Aktuelle Neurologie 2007; 34 - P459
DOI: 10.1055/s-2007-987730

Die Rolle der Läsionslokalisation beim multimodalen Neglect – Ergebnisse einer klinischen Analyse

V Völzke 1, L Wischnjak 1, W Ischebeck 1, A Turek 1, J Reil 1, F Treitz-Riedel 1, P Ziffling 1, M Rittierodt 1
  • 1Hattingen

Fragestellung: Die Läsionslokalisation bei Patienten einem multimodalen Neglect bezieht sich in der Regel auf relativ kleine Stichproben. Zusammenhänge von Läsionslokalisation und Rehabilitationsverlauf sind kaum analysiert worden. Unsere prospektive Studie soll Ergebnisse zu Zusammenhängen erbringen.

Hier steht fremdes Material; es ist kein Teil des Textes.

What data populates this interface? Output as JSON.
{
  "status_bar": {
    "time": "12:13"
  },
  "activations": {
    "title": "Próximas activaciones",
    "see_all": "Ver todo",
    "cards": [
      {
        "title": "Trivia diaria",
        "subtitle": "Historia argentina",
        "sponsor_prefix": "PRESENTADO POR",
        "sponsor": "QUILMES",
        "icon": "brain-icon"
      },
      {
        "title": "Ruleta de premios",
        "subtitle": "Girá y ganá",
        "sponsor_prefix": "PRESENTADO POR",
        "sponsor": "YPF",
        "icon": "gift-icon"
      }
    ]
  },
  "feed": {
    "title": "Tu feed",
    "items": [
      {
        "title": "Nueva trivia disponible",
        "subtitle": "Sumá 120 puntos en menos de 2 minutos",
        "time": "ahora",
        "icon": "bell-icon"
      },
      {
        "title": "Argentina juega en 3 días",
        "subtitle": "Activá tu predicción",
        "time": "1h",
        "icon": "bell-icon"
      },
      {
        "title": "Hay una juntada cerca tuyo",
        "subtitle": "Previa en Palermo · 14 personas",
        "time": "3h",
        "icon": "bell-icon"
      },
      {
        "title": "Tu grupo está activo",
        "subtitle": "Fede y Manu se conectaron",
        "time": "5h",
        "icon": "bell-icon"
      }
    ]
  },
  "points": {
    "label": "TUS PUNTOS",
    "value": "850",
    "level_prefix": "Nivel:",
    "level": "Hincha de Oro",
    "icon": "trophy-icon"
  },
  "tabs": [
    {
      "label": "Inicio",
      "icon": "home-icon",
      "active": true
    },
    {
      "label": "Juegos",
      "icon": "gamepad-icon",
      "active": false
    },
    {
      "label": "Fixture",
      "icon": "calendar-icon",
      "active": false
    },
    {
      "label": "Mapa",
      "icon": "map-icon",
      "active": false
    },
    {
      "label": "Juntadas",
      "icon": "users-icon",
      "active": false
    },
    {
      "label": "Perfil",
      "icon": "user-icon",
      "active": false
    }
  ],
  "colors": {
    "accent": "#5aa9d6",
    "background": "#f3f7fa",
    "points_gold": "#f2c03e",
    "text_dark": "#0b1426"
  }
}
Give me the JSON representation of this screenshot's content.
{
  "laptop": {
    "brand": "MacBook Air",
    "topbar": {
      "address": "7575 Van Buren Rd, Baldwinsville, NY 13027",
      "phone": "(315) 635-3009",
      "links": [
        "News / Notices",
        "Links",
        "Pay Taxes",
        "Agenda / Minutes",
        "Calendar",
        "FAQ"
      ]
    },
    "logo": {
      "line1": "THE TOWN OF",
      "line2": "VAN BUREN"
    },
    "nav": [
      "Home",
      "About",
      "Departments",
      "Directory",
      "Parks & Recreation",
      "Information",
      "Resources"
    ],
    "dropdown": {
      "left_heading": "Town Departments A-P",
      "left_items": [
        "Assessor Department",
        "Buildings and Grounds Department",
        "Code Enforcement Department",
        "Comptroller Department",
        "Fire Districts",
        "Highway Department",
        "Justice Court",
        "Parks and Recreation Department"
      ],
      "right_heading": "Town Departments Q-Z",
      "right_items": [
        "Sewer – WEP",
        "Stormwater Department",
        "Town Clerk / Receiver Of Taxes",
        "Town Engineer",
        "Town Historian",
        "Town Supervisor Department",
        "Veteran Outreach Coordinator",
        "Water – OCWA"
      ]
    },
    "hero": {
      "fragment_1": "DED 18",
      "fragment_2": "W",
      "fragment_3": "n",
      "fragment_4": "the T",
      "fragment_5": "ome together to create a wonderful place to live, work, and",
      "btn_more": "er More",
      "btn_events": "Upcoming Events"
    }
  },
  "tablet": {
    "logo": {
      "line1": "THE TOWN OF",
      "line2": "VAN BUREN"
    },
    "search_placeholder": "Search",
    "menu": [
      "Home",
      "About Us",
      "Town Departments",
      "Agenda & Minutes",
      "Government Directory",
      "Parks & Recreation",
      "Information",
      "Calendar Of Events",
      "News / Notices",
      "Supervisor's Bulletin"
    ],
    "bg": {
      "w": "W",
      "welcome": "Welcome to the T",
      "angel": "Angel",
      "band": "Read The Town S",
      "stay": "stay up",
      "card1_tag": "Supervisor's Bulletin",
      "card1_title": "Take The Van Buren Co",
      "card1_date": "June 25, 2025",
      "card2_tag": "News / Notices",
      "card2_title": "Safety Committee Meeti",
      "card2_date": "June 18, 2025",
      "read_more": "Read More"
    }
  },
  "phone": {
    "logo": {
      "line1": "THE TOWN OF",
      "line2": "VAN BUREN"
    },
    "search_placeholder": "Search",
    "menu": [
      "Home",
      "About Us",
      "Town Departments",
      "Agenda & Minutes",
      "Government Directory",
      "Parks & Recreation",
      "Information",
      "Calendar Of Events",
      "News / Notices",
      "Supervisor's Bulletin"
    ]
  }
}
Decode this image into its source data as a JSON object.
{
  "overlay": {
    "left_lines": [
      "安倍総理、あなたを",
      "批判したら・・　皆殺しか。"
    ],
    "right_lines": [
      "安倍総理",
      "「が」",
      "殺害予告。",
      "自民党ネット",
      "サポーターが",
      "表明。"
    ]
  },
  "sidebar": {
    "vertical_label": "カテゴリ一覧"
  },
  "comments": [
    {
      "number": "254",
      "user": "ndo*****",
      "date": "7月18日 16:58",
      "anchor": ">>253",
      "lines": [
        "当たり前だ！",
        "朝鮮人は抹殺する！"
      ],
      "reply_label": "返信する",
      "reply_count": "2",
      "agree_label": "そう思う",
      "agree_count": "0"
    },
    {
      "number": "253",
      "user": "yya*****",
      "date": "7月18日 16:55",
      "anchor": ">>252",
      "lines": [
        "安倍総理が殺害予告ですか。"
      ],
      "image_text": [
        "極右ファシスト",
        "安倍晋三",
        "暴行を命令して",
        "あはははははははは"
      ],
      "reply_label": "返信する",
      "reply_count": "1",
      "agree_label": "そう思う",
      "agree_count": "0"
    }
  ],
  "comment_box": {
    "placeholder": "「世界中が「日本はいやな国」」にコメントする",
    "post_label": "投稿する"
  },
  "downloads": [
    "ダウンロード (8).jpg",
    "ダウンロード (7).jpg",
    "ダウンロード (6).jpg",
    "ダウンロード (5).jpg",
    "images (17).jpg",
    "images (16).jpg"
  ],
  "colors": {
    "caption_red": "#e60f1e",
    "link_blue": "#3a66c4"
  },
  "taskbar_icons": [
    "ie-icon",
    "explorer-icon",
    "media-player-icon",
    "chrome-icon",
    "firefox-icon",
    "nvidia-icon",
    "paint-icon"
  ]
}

Methoden: In unserer klinischen Stichprobe aus 89 Patienten wurden die Kernspinaufnahmen und der neuropsychologische Befund (Tiere-Zeigen, Behavioral Inattention Test, Tischtest etc.) ausführlich analysiert. Ergänzend wurden Fremdeinschätzungen durch die Physiotherapeuten und das Pflegeteam durchgeführt. In die Analyse wurden lediglich Erwachsene mit einem rechtshirnigen Befund eingeschlossen. Alle Patienten mussten wach und kooperativ sein.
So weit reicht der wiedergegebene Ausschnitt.